João, o primogênito do cantor e compositor pernambucano, conta que o processo para se tornar músico não foi tão natural como se imagina. Na adolescência, ele se aproximou do ofício de escrever, tanto é que optou pelo jornalismo no vestibular. “Escrevia crônicas, exercitava o texto e sempre gostei de brincar com as palavras. Nos tempos de escola, tinha colegas que chegaram a ser músicos, mas estava afastado desse ambiente. Quando entrei na faculdade, acabei sendo convidado para participar de uma banda e assim começou tudo”, recorda.

Nesse meio tempo, ele nunca deixou de escrever, sobretudo poesia. Os textos se transformaram em canções e, a partir daí, João Cavalcanti começou a se enxergar como compositor. “Depois, vi que cantava e tocava e que podia fazer daquilo uma paixão. Nessa época, o Casuarina surgiu e a coisa foi rolando. Foi todo um processo de construção. Não foi uma coisa da noite para o dia”, diz.

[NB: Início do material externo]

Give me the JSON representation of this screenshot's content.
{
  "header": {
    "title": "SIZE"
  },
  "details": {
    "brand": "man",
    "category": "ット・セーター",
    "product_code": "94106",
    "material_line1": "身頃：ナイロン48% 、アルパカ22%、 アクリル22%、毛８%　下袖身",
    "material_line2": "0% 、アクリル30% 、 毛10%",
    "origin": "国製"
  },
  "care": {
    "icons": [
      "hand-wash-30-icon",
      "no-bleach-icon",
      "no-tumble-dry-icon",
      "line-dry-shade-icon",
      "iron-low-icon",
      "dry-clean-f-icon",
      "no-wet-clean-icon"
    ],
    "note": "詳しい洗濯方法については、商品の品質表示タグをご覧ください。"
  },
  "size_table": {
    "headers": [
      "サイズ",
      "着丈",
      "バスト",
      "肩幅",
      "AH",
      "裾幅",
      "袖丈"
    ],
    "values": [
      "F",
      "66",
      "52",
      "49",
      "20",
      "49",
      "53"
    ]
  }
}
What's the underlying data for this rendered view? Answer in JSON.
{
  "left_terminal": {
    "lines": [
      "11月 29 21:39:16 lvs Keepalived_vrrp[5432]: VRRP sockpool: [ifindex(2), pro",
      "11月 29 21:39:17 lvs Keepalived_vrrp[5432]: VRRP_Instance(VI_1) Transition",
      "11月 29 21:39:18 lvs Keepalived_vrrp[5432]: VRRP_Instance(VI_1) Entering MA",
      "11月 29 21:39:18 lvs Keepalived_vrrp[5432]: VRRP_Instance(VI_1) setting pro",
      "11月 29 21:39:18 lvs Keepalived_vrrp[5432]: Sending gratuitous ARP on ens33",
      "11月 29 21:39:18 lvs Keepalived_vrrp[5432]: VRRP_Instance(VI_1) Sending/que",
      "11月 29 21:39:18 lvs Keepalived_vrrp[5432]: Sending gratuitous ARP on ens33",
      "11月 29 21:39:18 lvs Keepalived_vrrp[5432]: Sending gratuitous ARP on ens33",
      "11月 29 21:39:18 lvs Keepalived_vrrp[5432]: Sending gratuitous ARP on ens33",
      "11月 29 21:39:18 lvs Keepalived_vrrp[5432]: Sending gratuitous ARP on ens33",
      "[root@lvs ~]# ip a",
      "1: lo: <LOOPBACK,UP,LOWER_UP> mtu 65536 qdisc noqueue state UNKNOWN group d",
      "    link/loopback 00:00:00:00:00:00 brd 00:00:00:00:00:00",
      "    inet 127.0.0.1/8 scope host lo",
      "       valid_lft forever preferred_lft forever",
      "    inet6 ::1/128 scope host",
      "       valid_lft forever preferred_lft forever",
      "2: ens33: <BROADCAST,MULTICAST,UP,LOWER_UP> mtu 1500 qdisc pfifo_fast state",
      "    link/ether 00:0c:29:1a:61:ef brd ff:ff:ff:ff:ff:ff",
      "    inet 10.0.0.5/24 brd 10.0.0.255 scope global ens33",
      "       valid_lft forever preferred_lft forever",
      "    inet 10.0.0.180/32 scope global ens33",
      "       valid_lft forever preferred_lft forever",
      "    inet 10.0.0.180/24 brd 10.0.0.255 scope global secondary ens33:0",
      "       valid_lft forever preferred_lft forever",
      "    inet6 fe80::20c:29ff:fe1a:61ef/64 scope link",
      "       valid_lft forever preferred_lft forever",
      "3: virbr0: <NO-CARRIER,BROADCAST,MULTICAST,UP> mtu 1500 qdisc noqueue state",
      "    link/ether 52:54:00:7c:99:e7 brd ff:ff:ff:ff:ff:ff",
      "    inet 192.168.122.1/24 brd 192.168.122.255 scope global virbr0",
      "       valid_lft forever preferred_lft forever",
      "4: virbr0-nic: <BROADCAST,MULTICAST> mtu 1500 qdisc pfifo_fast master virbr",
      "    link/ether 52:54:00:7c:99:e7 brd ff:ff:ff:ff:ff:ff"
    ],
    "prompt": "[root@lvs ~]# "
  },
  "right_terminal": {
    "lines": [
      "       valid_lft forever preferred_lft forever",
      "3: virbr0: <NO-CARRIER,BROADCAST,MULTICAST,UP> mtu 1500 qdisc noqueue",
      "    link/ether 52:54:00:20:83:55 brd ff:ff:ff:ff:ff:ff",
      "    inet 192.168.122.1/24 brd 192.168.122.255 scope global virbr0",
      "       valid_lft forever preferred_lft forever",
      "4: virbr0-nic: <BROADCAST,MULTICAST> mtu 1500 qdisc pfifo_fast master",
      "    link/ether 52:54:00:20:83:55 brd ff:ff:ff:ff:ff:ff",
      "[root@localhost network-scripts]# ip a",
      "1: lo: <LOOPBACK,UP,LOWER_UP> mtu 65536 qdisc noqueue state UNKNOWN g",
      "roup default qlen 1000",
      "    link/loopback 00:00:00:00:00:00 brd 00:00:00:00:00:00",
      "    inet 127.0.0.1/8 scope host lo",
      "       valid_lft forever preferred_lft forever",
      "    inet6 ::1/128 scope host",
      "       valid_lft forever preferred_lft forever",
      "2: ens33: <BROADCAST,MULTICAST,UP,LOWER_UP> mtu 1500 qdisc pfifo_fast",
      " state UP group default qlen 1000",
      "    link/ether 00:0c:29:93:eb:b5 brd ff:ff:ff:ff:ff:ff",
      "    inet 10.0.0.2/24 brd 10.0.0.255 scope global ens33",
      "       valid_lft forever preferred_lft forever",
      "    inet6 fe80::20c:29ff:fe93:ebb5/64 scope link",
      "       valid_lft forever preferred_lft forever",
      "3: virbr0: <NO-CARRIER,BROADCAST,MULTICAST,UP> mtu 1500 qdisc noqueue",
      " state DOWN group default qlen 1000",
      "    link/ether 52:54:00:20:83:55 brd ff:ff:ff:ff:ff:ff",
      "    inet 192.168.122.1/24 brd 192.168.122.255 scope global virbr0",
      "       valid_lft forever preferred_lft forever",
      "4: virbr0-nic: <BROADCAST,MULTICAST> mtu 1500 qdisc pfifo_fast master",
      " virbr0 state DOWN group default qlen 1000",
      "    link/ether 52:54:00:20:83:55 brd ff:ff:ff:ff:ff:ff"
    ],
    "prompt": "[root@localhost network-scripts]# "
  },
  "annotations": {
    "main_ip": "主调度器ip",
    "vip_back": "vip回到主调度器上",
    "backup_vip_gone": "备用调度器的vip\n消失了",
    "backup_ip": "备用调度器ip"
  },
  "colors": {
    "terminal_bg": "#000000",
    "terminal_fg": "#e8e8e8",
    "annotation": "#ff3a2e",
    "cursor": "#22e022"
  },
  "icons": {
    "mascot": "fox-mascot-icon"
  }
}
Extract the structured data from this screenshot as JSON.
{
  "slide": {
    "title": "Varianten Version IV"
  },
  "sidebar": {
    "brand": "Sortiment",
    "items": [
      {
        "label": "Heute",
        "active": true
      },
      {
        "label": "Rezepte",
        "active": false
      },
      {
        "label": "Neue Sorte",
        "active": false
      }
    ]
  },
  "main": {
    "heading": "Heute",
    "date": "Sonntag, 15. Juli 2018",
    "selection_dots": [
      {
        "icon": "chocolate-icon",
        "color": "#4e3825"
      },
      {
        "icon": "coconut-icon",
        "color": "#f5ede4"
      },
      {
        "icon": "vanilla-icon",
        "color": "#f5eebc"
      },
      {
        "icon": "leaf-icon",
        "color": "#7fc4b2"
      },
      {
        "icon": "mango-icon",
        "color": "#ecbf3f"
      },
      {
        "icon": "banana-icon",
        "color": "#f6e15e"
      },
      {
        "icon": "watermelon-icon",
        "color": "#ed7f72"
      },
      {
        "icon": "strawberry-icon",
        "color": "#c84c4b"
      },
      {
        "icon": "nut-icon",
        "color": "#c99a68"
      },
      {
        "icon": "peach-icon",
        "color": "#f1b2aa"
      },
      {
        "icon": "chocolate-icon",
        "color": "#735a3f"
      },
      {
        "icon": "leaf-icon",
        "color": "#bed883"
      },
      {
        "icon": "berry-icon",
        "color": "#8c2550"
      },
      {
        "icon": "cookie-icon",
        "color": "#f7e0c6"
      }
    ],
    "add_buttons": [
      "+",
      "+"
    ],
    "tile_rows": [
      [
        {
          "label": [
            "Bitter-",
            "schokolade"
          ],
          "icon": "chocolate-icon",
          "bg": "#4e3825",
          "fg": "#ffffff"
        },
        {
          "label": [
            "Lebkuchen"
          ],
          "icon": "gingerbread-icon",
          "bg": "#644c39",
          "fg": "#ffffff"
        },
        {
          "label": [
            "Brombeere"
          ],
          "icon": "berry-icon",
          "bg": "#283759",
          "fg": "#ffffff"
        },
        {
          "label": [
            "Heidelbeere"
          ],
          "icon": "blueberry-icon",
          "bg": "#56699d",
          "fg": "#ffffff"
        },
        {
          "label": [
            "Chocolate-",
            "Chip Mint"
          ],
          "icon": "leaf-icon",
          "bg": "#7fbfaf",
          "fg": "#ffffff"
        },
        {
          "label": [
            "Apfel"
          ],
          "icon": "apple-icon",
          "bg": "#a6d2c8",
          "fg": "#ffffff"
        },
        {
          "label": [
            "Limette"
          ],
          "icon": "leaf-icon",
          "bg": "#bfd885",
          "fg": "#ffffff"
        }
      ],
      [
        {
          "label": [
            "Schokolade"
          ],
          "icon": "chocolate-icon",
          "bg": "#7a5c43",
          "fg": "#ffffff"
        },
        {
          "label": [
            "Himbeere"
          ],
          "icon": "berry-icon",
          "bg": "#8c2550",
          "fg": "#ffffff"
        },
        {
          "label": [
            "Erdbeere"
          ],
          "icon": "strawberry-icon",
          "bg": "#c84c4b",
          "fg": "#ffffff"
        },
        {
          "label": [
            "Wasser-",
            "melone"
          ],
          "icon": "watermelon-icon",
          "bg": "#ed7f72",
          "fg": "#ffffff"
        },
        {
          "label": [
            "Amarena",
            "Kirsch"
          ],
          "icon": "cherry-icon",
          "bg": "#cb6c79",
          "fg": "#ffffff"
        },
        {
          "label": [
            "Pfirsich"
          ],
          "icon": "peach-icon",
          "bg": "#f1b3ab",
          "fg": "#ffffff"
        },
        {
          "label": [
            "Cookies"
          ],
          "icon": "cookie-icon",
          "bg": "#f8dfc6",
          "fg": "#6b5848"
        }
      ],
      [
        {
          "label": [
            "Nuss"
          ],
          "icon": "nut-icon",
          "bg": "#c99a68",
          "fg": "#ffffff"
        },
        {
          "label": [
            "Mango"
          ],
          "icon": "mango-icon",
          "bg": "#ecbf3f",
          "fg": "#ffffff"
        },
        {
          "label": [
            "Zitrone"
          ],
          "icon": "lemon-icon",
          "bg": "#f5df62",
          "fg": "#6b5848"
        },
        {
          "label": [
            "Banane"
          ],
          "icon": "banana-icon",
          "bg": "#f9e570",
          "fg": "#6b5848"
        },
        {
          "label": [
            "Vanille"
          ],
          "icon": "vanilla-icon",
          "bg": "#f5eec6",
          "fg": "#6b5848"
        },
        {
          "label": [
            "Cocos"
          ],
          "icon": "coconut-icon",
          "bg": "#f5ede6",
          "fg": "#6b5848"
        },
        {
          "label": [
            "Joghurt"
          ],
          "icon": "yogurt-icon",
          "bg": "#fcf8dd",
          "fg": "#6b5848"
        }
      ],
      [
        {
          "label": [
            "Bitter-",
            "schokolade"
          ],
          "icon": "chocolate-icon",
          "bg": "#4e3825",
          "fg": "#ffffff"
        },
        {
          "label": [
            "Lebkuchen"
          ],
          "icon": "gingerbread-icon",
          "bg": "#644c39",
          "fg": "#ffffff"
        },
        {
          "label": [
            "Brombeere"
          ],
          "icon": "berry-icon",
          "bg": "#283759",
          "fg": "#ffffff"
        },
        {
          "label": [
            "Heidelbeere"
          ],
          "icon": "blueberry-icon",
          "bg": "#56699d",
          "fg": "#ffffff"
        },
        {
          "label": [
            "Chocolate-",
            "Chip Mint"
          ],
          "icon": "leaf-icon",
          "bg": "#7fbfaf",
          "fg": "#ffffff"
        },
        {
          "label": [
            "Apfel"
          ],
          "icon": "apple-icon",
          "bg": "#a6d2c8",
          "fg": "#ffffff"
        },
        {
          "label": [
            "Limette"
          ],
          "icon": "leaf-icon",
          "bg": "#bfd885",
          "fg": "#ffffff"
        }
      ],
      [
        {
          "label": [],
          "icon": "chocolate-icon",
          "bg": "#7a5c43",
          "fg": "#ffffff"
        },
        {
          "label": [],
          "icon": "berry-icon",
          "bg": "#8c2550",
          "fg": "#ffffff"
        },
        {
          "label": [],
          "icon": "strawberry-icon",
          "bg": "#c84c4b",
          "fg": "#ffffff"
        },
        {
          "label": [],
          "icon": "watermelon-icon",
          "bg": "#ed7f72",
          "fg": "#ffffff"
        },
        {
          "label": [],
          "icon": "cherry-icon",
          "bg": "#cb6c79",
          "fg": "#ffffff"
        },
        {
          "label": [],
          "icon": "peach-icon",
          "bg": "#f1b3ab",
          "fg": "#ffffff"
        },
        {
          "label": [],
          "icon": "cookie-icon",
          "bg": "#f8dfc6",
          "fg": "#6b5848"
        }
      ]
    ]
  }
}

A avaliação de Lenine sobre a escolha do filho, no primeiro momento, não foi das mais entusiasmadas. “Não chegou a ter uma reação proibitiva, mas a predileção era por uma carreira mais estável”, lembra João. O pai diz que os filhos, sobretudo o mais velho, sabiam das dificuldades que uma carreira musical enfrenta, mas a partir do momento em que eles tomaram a decisão, apoiou-os em todos os momentos.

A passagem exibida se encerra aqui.